Большое Орлиное Гнездо было последним сколько-нибудь серьезным препятствием на пути движения японцев в Старый город.
Наша крепостная артиллерия не могла содействовать отбитию штурма потому, что поле действия слишком приблизилось к крепости, находилось уже в так называемом мертвом пространстве, а для полевой артиллерии у меня осталось всего по 10 патронов на орудие, т. е. даже при медленном огне на 3—4 минуты стрельбы.
К этому времени мы могли сосредоточить для обороны всех полевых позиций восточного фронта 5—6 тысяч штыков против 30—40 тысяч японцев.
За этой позицией непосредственно находился Старый город, где все дома были набиты больными и ранеными. Ни мы, ни японские генералы не могли ручаться за то, что произойдет. Разве можно остановить озверевшего солдата?
3 августа, когда японцы прислали парламентеров с предложением сдать крепость, они заявили, что если крепость будет взята с бою, то японские начальники не ручаются за зверство своих войск и возможность повальной резни.
И это не было словами: 10 лет тому назад, взяв тот же Порт-Артур, они не оставили там в живых ни одного раненого.
В 3 часа 40 минут дня стало ясно, что к ночи японцы станут хозяевами Артура. Между тем послать парламентера можно было только до наступления темноты, т. е. мне оставалось: или 1) послать его, не собрав совета; или 2) собрать совет, зная, что не успею послать парламентера. Полагая, что сохранение жизни нескольких тысяч людей важнее соблюдения чисто формального требования, я решился на первое.
На рассвете, да и раньше еще, с Орлиного Гнезда, японцы, конечно, увидали бы, что у нас уже ничего нет, ни резервов, ни позиций.
Да они со мной потом и разговаривать не захотели бы, а предложили бы сдаться на волю победителей, и только.
Мы не имели бы возможности ни испортить орудий, ни взорвать судов, ни затопить снарядов, ни выслать миноносцев со знаменами.
Если суда были взорваны слабо и в настоящее время они подняты, то в этом виноват не я, а адмиралы, которые как стояли в бассейне на мели, так и затопились.
Только один адмирал Эссен имел мужество, выйдя на рейд, затопить на 50-саженной глубине свое судно, предварительно пустив ко дну несколько японских миноносцев. Между тем на военном совете 16 декабря адмирал Вирен и другие говорили мне, что у них готово все для уничтожения.
На этом совете чудеса храбрости (конечно, на словах) выказывал генерал Смирнов.

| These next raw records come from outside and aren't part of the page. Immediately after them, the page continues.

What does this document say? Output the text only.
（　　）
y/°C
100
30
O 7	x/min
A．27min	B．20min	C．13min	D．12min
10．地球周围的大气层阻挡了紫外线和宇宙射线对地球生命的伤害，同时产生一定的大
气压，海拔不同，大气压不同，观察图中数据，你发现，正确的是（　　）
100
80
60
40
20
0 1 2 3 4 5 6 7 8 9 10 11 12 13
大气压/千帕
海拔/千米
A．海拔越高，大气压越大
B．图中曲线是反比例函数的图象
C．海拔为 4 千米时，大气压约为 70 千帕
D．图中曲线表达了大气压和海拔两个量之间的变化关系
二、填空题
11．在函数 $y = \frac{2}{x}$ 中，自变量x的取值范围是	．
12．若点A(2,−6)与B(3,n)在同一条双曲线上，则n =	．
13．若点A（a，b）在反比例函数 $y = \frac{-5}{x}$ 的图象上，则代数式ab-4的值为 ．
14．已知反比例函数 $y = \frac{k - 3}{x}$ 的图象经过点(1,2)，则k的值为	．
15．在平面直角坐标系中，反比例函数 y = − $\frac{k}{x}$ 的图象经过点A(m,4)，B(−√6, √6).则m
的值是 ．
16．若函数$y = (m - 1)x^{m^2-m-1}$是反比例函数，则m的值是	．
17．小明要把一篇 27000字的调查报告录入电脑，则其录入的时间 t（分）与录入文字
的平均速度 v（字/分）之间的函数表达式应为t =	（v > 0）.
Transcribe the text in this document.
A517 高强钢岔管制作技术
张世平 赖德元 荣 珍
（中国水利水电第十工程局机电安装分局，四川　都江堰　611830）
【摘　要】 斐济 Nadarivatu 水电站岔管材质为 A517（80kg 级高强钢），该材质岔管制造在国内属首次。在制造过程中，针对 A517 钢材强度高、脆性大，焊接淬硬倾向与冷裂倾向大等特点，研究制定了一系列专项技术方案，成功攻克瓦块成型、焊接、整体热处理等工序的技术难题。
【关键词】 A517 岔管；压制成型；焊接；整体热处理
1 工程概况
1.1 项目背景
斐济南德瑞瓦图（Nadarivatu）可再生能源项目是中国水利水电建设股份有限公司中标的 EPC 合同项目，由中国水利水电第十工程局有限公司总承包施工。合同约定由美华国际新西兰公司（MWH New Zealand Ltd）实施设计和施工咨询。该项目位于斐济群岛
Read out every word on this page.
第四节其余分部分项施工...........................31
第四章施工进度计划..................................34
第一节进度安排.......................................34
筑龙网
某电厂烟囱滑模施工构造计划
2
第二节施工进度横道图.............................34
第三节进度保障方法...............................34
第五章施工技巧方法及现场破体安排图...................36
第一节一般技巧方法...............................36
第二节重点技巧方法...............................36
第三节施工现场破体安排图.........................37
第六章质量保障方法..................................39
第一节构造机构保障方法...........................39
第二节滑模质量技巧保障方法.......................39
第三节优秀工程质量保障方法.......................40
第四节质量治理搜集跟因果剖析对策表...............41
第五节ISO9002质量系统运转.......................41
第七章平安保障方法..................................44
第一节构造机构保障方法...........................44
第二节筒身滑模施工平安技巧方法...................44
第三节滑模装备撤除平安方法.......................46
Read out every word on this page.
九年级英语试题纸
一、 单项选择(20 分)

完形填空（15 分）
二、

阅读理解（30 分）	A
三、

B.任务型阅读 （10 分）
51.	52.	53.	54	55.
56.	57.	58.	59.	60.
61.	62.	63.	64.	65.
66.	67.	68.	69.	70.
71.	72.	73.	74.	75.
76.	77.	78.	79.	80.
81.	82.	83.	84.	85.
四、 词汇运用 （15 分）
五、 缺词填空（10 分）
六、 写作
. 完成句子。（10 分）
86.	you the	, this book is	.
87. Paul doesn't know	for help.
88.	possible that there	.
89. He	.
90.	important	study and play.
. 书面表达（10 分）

По его мнению, держаться следовало, так как на Китайской стенке мы продержимся 2 недели, на 2-й линии укреплений — неделю, на 3-й — три недели.
На деле же оказалось: на Китайской стенке держались 2 часа, на 2-й линии несколько часов. 3-я линия состояла из нескольких почти не укрепленных горок и внутренней ограды, которая, будучи построена после китайской войны для обеспечения города от внезапного нападения какой-нибудь шайки боксеров, не имеющей огнестрельного оружия, совершенно не была применена к местности, командовалась с близприлегающих высот и потому решительно никакой оборонительной силы не имела.
Тот же самый Смирнов еще за полгода до сдачи «доносил» генералу Куропаткину, что он ручается продержаться в крепости до 1 октября, чего никоим образом не сумеет сделать генерал Стессель, а между тем я держался до 21 декабря, и говорю по чистой совести, что сдал крепость только тогда, когда сопротивление было бесполезно.